Weinkönigin Ninorta Bahno © Trierischer Volksfreund / Roland Morgen

Weinkönigin aus Syrien als Zeichen der Integration

Die Syrerin Ninorta Bahno ist die erste geflüchtete Frau, die in einer deutschen Stadt Weinkönigin ist. Im Interview mit KOMMUNAL spricht sie über den Rebensaft und wie sie Botschafterin für Integration sein will.

Die 25-jährige Syrerin Ninorta Bahno ist Triers neue Weinkönigin. Vor mehr als dreieinhalb Jahren floh sie mit ihrer Schwester vor dem damals beginnenden Bürgerkrieg nach Deutschland. Am Mittwochabend (3. August) wurde sie offiziell zur Weinkönigin der Stadt Trier von den Olewiger Winzern gekürt. KOMMUNAL: Glückwunsch zur Wahl zur Weinkönigin, Frau Bahno! Wie kam es, dass Sie Weinkönigin geworden sind und was bedeutet es für Sie, Weinkönigin zu sein? Ninorta Bahno: Der Vorsitzende der Vereinigung Trier-Olewiger Winzer, Peter Terges, wollte ein besonderes Zeichen für die Integration von Flüchtlingen setzen. Er sprach Jutta Albrecht an, die in der Flüchtlingsarbeit engagiert ist. Diese wiederum fragte mich. Letztes Jahr konnte ich schon das Olewiger Weinfest kennen lernen, da ich dort als Dolmetscherin tätig war. Ich habe mir die Sache überlegt und mich entschieden, das Amt zu übernehmen, weil ich so eine Botschafterin für die Integration und für das Zusammenleben in meinem neuen Heimatland werden kann. KOMMUNAL: Wann hatten Sie das erste Mal Kontakt mit Wein? Ninorta Bahno: Auf einer Familienfeier in meinem Heimatland Syrien. KOMMUNAL: Was begeistert Sie an Wein? Ninorta Bahno: Mit Wein verbinde ich frohe und glückliche Stunden, die ich in meiner Heimat im Kreise meiner lieben Familie verbracht habe. Denn bei familiären Feiern wurden bei uns immer besondere Tropfen des edlen Getränks ausgeschenkt. KOMMUNAL: Wie haben Ihre Familie und Ihre Freunde auf die Wahl zur Weinkönigin reagiert? Ninorta Bahno: Alle haben sich über meine Entscheidung gefreut und mir ihre Unterstützung angeboten. Sie finden es einen wichtige Schritt, um mehr über die deutsche Kultur zu lernen und meine Integration zu beschleunigen! KOMMUNAL: Sie selbst sind Christin. Aber in Syrien leben viele gläubige Muslime, die finden, man dürfe keinen Alkohol trinken. Was denken Sie darüber? Ninorta Bahno: Ich komme aus einer sehr toleranten Stadt in Syrien, in der die verschiedenen Religionen bis zum Ausbruch des Krieges friedlich zusammenlebten. Jeder soll seine Religion so leben wie er will.
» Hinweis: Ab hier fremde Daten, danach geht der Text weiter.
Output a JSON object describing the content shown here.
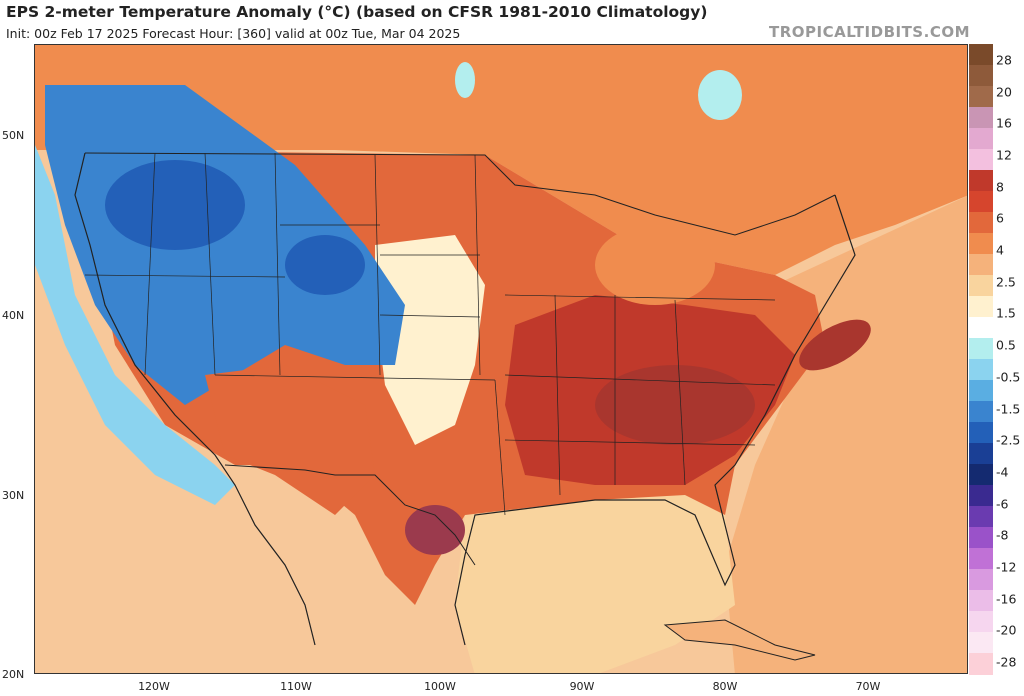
{
  "header": {
    "title": "EPS 2-meter Temperature Anomaly (°C) (based on CFSR 1981-2010 Climatology)",
    "subtitle": "Init: 00z Feb 17 2025   Forecast Hour: [360]   valid at 00z Tue, Mar 04 2025",
    "site": "TROPICALTIDBITS.COM"
  },
  "axes": {
    "lat_labels": [
      "50N",
      "40N",
      "30N",
      "20N"
    ],
    "lon_labels": [
      "120W",
      "110W",
      "100W",
      "90W",
      "80W",
      "70W"
    ]
  },
  "colorbar": {
    "labels": [
      "28",
      "20",
      "16",
      "12",
      "8",
      "6",
      "4",
      "2.5",
      "1.5",
      "0.5",
      "-0.5",
      "-1.5",
      "-2.5",
      "-4",
      "-6",
      "-8",
      "-12",
      "-16",
      "-20",
      "-28"
    ],
    "colors": [
      "#7a4a2a",
      "#8e5a3a",
      "#a06a4a",
      "#c995b4",
      "#e3a9d0",
      "#f3c0df",
      "#c0392b",
      "#d6452d",
      "#e2683b",
      "#f08c4e",
      "#f5b27b",
      "#f9d49e",
      "#fff1cf",
      "#ffffff",
      "#b3eeee",
      "#8bd3ef",
      "#5aaee2",
      "#3a84cf",
      "#2360b8",
      "#1a3f95",
      "#142a70",
      "#3a2a90",
      "#6a3bb0",
      "#9a52c9",
      "#c071d6",
      "#d99ae0",
      "#ebbde8",
      "#f6d6ef",
      "#fbe8f3",
      "#fcd0d8"
    ]
  },
  "map": {
    "region": "CONUS",
    "colors": {
      "ocean_pacific": "#f7c89a",
      "ocean_atlantic": "#f5b27b",
      "gulf": "#f9d49e",
      "warm_east": "#e2683b",
      "hot_core": "#c0392b",
      "very_hot": "#9b3a4d",
      "cold_west": "#3a84cf",
      "cool_west": "#8bd3ef",
      "neutral": "#fff1cf",
      "canada": "#f08c4e",
      "lake": "#b3eeee"
    }
  }
}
Ninorta Bahno bei der Krönung zur Weinkönigin © Trierischer Volksfreund / Klaus Kimmling

KOMMUNAL: Sie hatten in Syrien Jura studiert und wollten Richterin werden. Im Jahr 2012 sind Sie mit Ihrer Familie vor dem Bürgerkrieg nach Deutschland geflohen. Wie sind Sie nach Deutschland gekommen? Ninorta Bahno: Ich bin über die Türkei auf dem Landweg nach Deutschland geflohen. KOMMUNAL: Was sind Ihre beruflichen Pläne in Deutschland? Ninorta Bahno: Zuerst möchte ich ein Praktikum für eine Fachangestellte für Arbeitsmarktdienstleistungen bei der Agentur für Arbeit abschließen und danach, wenn es alles gut klappt, werde ich natürlich meine Ausbildung ebenfalls bei der Bundesagentur für Arbeit absolvieren. KOMMUNAL: Schon vor Tausenden Jahren wurde in Syrien Wein angebaut. Doch welche Rolle spielt Wein in Ihrem Heimatland Syrien? Ninorta Bahno: Da Wein in der Hauptsache nur von den Christen angebaut und getrunken wird, hat der Wein keine große Bedeutung mehr in meinem Heimatland Syrien. Durch den Bürgerkrieg natürlich jetzt überhaupt nicht mehr. Die Fragen stellte Andreas Maisch.